第15話 スマート・アーティファクト

 9月になり、王立学園の新学期が始まった。

 ルーシーはマリアといっしょにクルーシブル家の別邸に住み、そこから学園へ通う。

 光属性魔のルーシーは注目の的となった。同じクラスの生徒のみならず、他のクラスや上級生からもこぞって声をかけられるほどだった。

 皆が皆、お近づきになりたいと、品のない言い方をすればがっついた様子で接してくる。昼休みになると食事に誘う者達で人だかりができるほどだ。

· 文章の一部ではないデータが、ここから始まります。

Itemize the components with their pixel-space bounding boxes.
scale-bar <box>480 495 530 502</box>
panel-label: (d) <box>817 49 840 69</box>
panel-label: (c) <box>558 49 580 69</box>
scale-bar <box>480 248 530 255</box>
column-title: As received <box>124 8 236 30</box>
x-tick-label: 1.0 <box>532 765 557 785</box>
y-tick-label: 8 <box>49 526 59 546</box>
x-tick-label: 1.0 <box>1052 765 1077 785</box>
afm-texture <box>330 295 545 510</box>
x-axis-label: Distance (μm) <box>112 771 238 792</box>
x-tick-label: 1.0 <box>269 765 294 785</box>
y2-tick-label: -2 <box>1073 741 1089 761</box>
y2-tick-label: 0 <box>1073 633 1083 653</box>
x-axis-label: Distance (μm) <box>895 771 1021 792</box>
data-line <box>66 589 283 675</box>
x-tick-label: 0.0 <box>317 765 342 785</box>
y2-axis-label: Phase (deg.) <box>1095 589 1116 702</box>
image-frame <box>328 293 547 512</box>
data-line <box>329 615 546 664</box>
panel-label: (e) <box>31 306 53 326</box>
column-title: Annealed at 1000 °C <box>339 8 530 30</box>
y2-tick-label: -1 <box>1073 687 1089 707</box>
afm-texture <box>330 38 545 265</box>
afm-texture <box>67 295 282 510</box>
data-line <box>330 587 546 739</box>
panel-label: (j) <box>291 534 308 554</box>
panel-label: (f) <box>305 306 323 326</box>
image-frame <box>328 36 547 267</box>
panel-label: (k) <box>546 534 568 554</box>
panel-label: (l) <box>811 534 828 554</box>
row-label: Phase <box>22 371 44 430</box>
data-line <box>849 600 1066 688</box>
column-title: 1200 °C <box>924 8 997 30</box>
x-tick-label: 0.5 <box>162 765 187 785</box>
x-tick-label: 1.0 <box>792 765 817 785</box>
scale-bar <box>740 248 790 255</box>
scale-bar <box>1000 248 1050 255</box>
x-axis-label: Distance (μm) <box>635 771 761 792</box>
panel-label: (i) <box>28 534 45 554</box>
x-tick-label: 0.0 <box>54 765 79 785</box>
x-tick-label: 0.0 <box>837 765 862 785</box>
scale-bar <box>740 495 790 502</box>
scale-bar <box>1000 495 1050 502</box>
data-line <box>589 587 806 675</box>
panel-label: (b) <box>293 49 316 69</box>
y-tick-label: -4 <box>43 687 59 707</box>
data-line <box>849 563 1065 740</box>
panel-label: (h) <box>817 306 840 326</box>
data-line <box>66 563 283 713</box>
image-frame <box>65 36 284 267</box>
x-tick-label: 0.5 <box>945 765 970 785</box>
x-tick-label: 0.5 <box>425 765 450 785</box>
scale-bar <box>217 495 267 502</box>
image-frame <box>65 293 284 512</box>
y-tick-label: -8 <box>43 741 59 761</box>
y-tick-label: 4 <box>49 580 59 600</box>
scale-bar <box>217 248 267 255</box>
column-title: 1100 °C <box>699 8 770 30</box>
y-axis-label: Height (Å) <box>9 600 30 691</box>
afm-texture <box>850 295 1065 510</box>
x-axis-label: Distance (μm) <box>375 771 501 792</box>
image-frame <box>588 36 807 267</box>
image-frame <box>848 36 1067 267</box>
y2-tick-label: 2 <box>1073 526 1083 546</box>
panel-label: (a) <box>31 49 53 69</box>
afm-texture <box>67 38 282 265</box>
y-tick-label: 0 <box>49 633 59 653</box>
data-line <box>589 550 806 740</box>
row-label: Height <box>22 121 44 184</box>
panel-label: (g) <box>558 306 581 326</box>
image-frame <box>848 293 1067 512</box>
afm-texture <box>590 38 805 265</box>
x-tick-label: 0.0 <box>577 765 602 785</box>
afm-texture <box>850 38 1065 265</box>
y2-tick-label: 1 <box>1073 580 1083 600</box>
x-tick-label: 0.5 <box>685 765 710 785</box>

 ルーシーが困っていると、エマが現れて助け舟を出してくれた。


「ランディール様が一緒に食事しようって呼んでるよ」

「は、はい。喜んで!」


 流石に王子を差しおいてとはいかず、その場にいる生徒達は素直に諦めていった。


「助けていただき、ありがとうございます」

「いやあ、ルーシーは人気者だねえ」


 ルーシーとエマは学園の食堂へと向かう。貴族は人混みの中で食事をするのを嫌うので、ここには個室席がある。

 

「ランディール様、ルーシーを連れてきました」


 エマに案内された個室に入るとランディールとマリアがにこやかに出迎えてくれた。

 

「やあルーシー、元気そうで何よりだ」

「入学おめでとう」

「ランディール様とマリア様には私が魔力工学を学べるようご配慮いただき、本当に感謝しています」

「気にしなくて良いわ。学ぶ自由は与えられるべき権利ですもの」

「マリアの言うとおりだ。君が魔力工学を学ぶのは王国のためでもある」


 個室には他にも二人の少年がいた。ルーシーにとっては初めての顔だ。貴族なのは間違いないだろう。

 ランディールはその二人をルーシーに紹介した。

 

「彼らはアランとローナン。二人とも私の騎士団の者だ」


 二人の少年が立ち上がりそれぞれ名乗る。


「自分はアラン・ランチェスターだ。光属性の者がランディール様に忠誠を誓ってくれて感謝している」

「アランはボクの婚約者でもある。ガチガチの堅物に見えて意外と話がわかる人だよ」


 とエマが言う。

 

「俺はローナン・セルバンテス。ま、よろしく頼むよ」


 ローナンがニコリと笑う。服を着崩しながらも、下品にならないよう注意しているのが印象に残る。

 第一印象で見た二人は硬と柔といった感じだった。

硬のアランはまっすぐと背を伸ばし、いかにも真面目で堅物といった雰囲気だった。

 対する柔のローナンは軽薄っぽい態度だがそれが親しみやすさを出している。

 

「アランとローナンは私の幼馴染みでもある。学園生活で困った事があれば二人に相談すると良い」

「ルーシー・アークライトと申します。よろしくお願いいたします」


 挨拶と自己紹介が終わると給仕係が食事を運んできた。

 聞けばランディール騎士団はこの場にいるのが全員だと言う。リーダーを含めたったの六人。少数精鋭だとしてもあまりに数が少ないのは、ランディールがまだ学生というのもあるが、それ以上に真に信頼できる者のみを団員にしているからだ。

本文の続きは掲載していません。